Mac OS is next?! MacSpy, MacRansom Bring Malware-as-a-Service Model

Mac OS is next?! MacSpy, MacRansom Bring Malware-as-a-Service Model

Internet security company found that macOS blackmail MacRansom, and a steal machine information can be spyware MacSpy, show Mac security has been a crisis.

Previously Wanna Cry extortion cause global Windows users headache, although the relevant attacks seem to have come to an end. We here advise Mac users do not careless.


According to network security company Fortinet and AlienVault, MacRansom and MacSpy are now on the Dark Web. MacRansom is the world’s first virus/fault specifically attack the blackmail system, because it is not a completely release to public (Beta version) users must contact the developer to get this software, and once installed to Mac, MacRansom will immediately encrypt the file, and TargetFileKey  in OS X will be tampered , even if the deletion can not decrypt the file. The decryption of ransomware can only be done by paying the 0.25 Bitcoin, which is about RM 3035 to RM 3459. As MacRansom is not widely circulated on the Internet, at current stage should only a few user trapped in the action.

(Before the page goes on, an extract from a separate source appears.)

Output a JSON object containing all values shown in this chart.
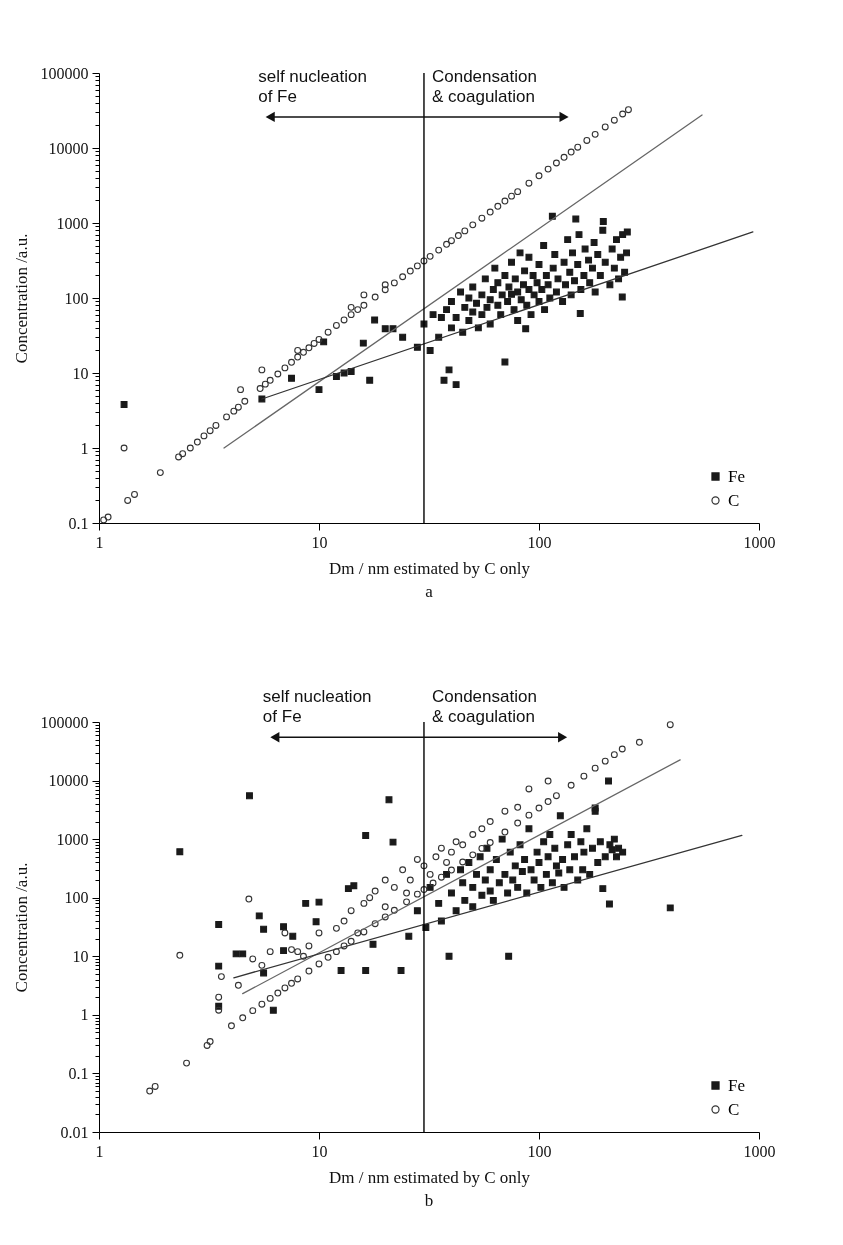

MacSpy belongs to the Malware-as-a-service (Malware-as-a-service) either the free version or the paid version, which can be decryption though payment of Bitcoin. MacSpay and MacRansom may be from the source of  same person or organization.

The Free Version of MacSpy is mainly to intercept the Mac screen, log keystrokes (record the keyboard input), recording and access to photos. While the Paid version of MacSpy will add encrypted files, open e-mail, invasion of the community media account.